之前不都帶的熟的嗎?師霽微微一怔,隨後想起自己上回親口否了她請客吃餃子的提議,熟的肯定不好意思再腆著臉送了,只能送點生的來做公關。這樣看,她包這麼多完全就是為了營造吃餃子氛圍,形成廣告效應。
到底要求什麼,這麼大費周章,比李小姐還誇張。
平時臉皮不是挺厚的嗎,怎麼被拒絕一次就不好意思了?
「我不會下餃子。」師霽站住腳把她堵回去,倒是想看看她還能怎麼圓。
「……」
出人意料,胡悅卻沒說話,她飛快地瞥了他一眼,垂下臉,腮幫上像是浮現了一縷紅暈,但又飛快地消失了,像是被憋了回去,平時的伶牙俐齒像是都不見了,這反應完全出乎師霽的意料,他罕見地愣了一會才反應過來:剛才這話說得,怎麼看都像是一個隱晦的邀請,他不會下餃子,那……難道要她上門下給他吃?

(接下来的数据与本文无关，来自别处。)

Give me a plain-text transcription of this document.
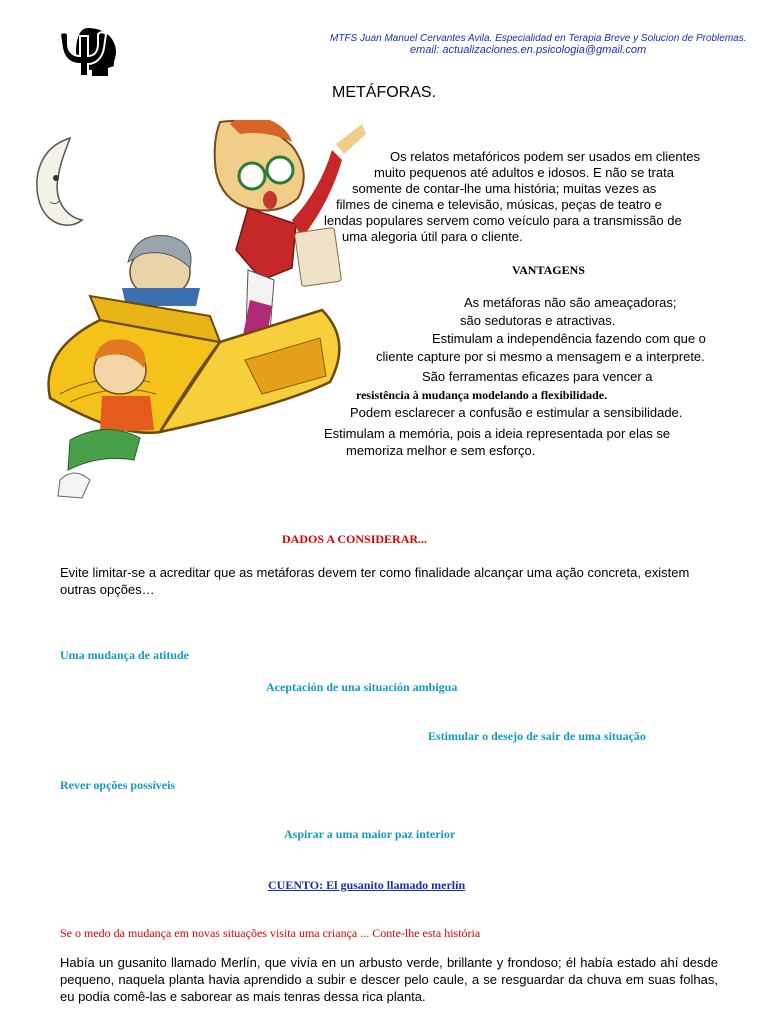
MTFS Juan Manuel Cervantes Avila. Especialidad en Terapia Breve y Solucion de Problemas.
email: actualizaciones.en.psicologia@gmail.com
METÁFORAS.
Os relatos metafóricos podem ser usados em clientes
muito pequenos até adultos e idosos. E não se trata
somente de contar-lhe uma história; muitas vezes as
filmes de cinema e televisão, músicas, peças de teatro e
lendas populares servem como veículo para a transmissão de
uma alegoria útil para o cliente.
VANTAGENS
As metáforas não são ameaçadoras;
são sedutoras e atractivas.
Estimulam a independência fazendo com que o
cliente capture por si mesmo a mensagem e a interprete.
São ferramentas eficazes para vencer a
resistência à mudança modelando a flexibilidade.
Podem esclarecer a confusão e estimular a sensibilidade.
Estimulam a memória, pois a ideia representada por elas se
memoriza melhor e sem esforço.
DADOS A CONSIDERAR...
Evite limitar-se a acreditar que as metáforas devem ter como finalidade alcançar uma ação concreta, existem outras opções…
Uma mudança de atitude
Aceptación de una situación ambigua
Estimular o desejo de sair de uma situação
Rever opções possíveis
Aspirar a uma maior paz interior
CUENTO: El gusanito llamado merlín
Se o medo da mudança em novas situações visita uma criança ... Conte-lhe esta história
Había un gusanito llamado Merlín, que vivía en un arbusto verde, brillante y frondoso; él había estado ahí desde pequeno, naquela planta havia aprendido a subir e descer pelo caule, a se resguardar da chuva em suas folhas, eu podia comê-las e saborear as mais tenras dessa rica planta.
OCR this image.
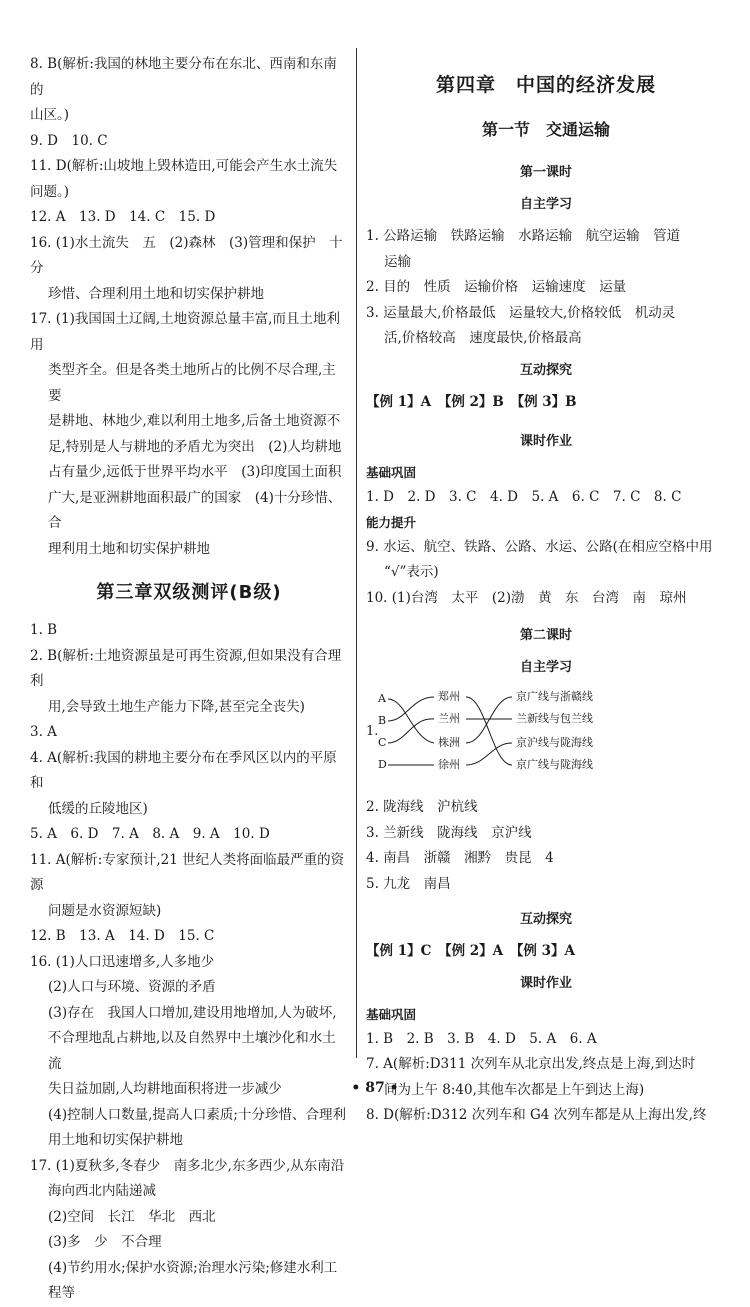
8. B(解析:我国的林地主要分布在东北、西南和东南的

山区。)

9. D　10. C

11. D(解析:山坡地上毁林造田,可能会产生水土流失

问题。)

12. A　13. D　14. C　15. D

16. (1)水土流失　五　(2)森林　(3)管理和保护　十分

珍惜、合理利用土地和切实保护耕地

17. (1)我国国土辽阔,土地资源总量丰富,而且土地利用

类型齐全。但是各类土地所占的比例不尽合理,主要

是耕地、林地少,难以利用土地多,后备土地资源不

足,特别是人与耕地的矛盾尤为突出　(2)人均耕地

占有量少,远低于世界平均水平　(3)印度国土面积

广大,是亚洲耕地面积最广的国家　(4)十分珍惜、合

理利用土地和切实保护耕地

第三章双级测评(B级)

1. B

2. B(解析:土地资源虽是可再生资源,但如果没有合理利

用,会导致土地生产能力下降,甚至完全丧失)

3. A

4. A(解析:我国的耕地主要分布在季风区以内的平原和

低缓的丘陵地区)

5. A　6. D　7. A　8. A　9. A　10. D

11. A(解析:专家预计,21 世纪人类将面临最严重的资源

问题是水资源短缺)

12. B　13. A　14. D　15. C

16. (1)人口迅速增多,人多地少

(2)人口与环境、资源的矛盾

(3)存在　我国人口增加,建设用地增加,人为破坏,

不合理地乱占耕地,以及自然界中土壤沙化和水土流

失日益加剧,人均耕地面积将进一步减少

(4)控制人口数量,提高人口素质;十分珍惜、合理利

用土地和切实保护耕地

17. (1)夏秋多,冬春少　南多北少,东多西少,从东南沿

海向西北内陆递减

(2)空间　长江　华北　西北

(3)多　少　不合理

(4)节约用水;保护水资源;治理水污染;修建水利工

程等

第四章　中国的经济发展
第一节　交通运输
第一课时
自主学习

1. 公路运输　铁路运输　水路运输　航空运输　管道

运输

2. 目的　性质　运输价格　运输速度　运量

3. 运量最大,价格最低　运量较大,价格较低　机动灵

活,价格较高　速度最快,价格最高

互动探究

【例 1】A　【例 2】B　【例 3】B

课时作业

基础巩固

1. D　2. D　3. C　4. D　5. A　6. C　7. C　8. C

能力提升

9. 水运、航空、铁路、公路、水运、公路(在相应空格中用

“√”表示)

10. (1)台湾　太平　(2)渤　黄　东　台湾　南　琼州

第二课时
自主学习
1.
A
B
C
D
郑州
兰州
株洲
徐州
京广线与浙赣线
兰新线与包兰线
京沪线与陇海线
京广线与陇海线

2. 陇海线　沪杭线

3. 兰新线　陇海线　京沪线

4. 南昌　浙赣　湘黔　贵昆　4

5. 九龙　南昌

互动探究

【例 1】C　【例 2】A　【例 3】A

课时作业

基础巩固

1. B　2. B　3. B　4. D　5. A　6. A

7. A(解析:D311 次列车从北京出发,终点是上海,到达时

间为上午 8:40,其他车次都是上午到达上海)

8. D(解析:D312 次列车和 G4 次列车都是从上海出发,终

• 87 •
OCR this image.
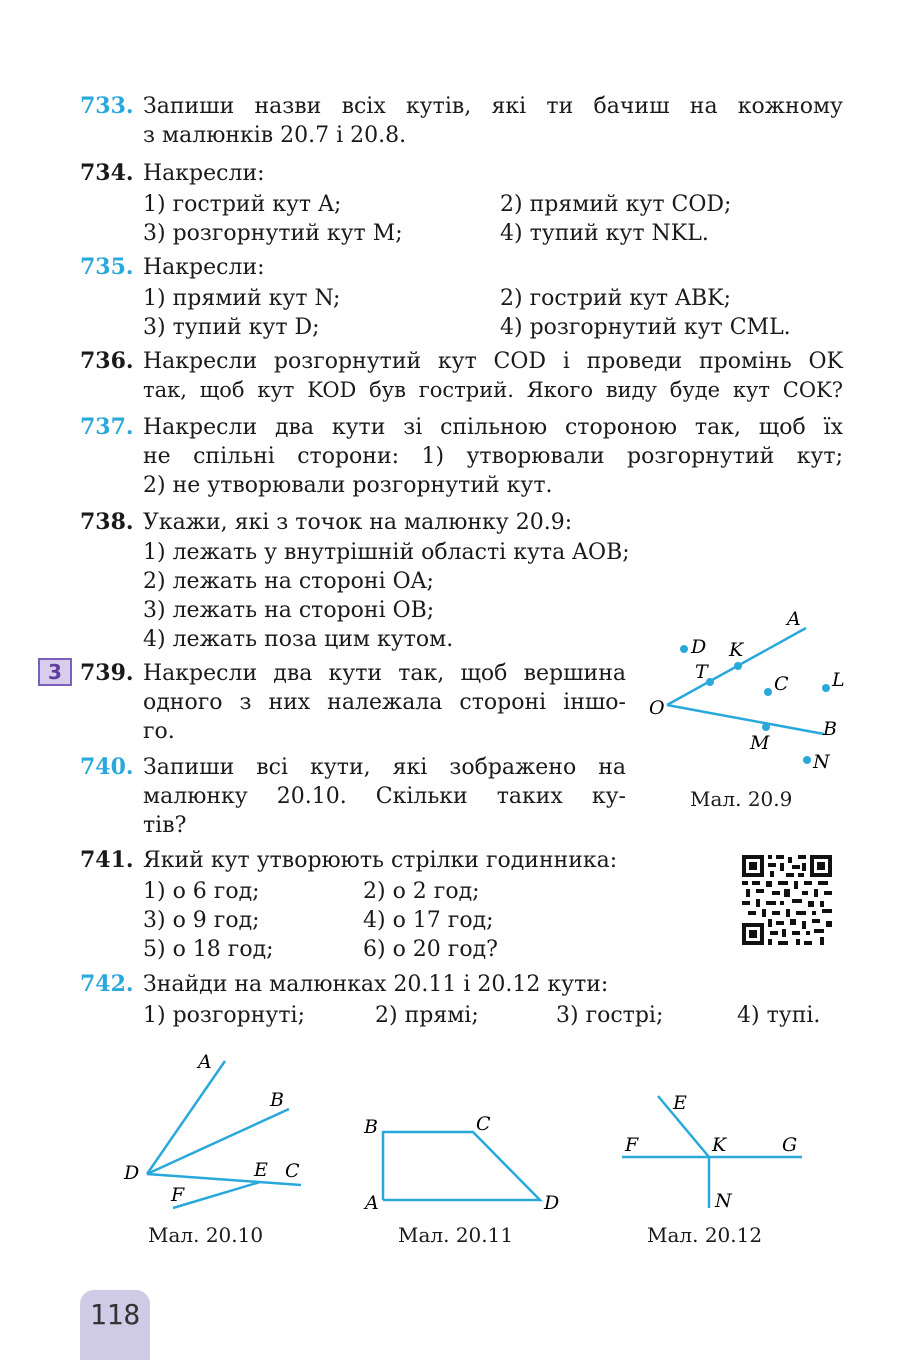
733. Запиши назви всіх кутів, які ти бачиш на кожному
з малюнків 20.7 і 20.8.
734. Накресли:
1) гострий кут A;	2) прямий кут COD;
3) розгорнутий кут M;	4) тупий кут NKL.
735. Накресли:
1) прямий кут N;	2) гострий кут ABK;
3) тупий кут D;	4) розгорнутий кут CML.
736. Накресли розгорнутий кут COD і проведи промінь OK
так, щоб кут KOD був гострий. Якого виду буде кут COK?
737. Накресли два кути зі спільною стороною так, щоб їх
не спільні сторони: 1) утворювали розгорнутий кут;
2) не утворювали розгорнутий кут.
738. Укажи, які з точок на малюнку 20.9:
1) лежать у внутрішній області кута AOB;
2) лежать на стороні OA;
3) лежать на стороні OB;
4) лежать поза цим кутом.
3 739. Накресли два кути так, щоб вершина
одного з них належала стороні іншо-
го.
740. Запиши всі кути, які зображено на
малюнку 20.10. Скільки таких ку-
тів?
A
B
O
K
T
C L
D
M
N
Мал. 20.9
741. Який кут утворюють стрілки годинника:
1) о 6 год;	2) о 2 год;
3) о 9 год;	4) о 17 год;
5) о 18 год;	6) о 20 год?
742. Знайди на малюнках 20.11 і 20.12 кути:
1) розгорнуті;	2) прямі;	3) гострі;	4) тупі.
A
B
C
D	E
F
Мал. 20.10
B	C
A	D
Мал. 20.11
E
F	K	G
N
Мал. 20.12
118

「是真不會下。」他的心——當然沒有亂,師霽是從來不會心亂的,他只是有一點——也不能說是慌張,我們師主任當然也不會慌張,他脫口而出,說,「我父母去得早,以前都是他們做。他們去了以後,再沒吃過這些東西。」
「那你剛到s市的時候呢?」
「吃食堂。」
短暫的對話倒還算正常,說完了又陷入迷之尷尬,師霽沒說話,但不知為什麼也不想走,像是在等待一個明知不可能的提議——當然他不可能同意,而且胡悅還要點臉也不可能提出,但就是——
人的想法和期待,又有什麼是自己能控制得了的呢?
他們就這樣對著站了一會,尷尬的氣氛越來越濃,卻沒有一個人走,胡悅垂著頭,臉沒什麼,耳朵根有一點泛紅,幾次想說話,又都吞下了,師霽雙手抱胸,有點不耐煩地看著旁邊,餘光觀察到的細節不過是本能,他的心也許比平時跳得快了些,但他並沒有注意到。
「那……我帶回去做熟了給您送來吧。」
胡悅最終說,聲音比平時小多了。「這個,您只要微波一下就行了。」
舉起在空中,猶豫著是前進還是後退的那隻腳終於放下了,兩個人都好像鬆了口氣,師霽也沒之前緊張,雖然他根本就不知道自己在屏息什麼,氣氛就像是雷暴後的空氣,清新而又有一點懶洋洋的失落,師霽忽然間就沒那麼想和胡悅計較了——一個小女孩,收拾收拾得了,逼太緊也有點過。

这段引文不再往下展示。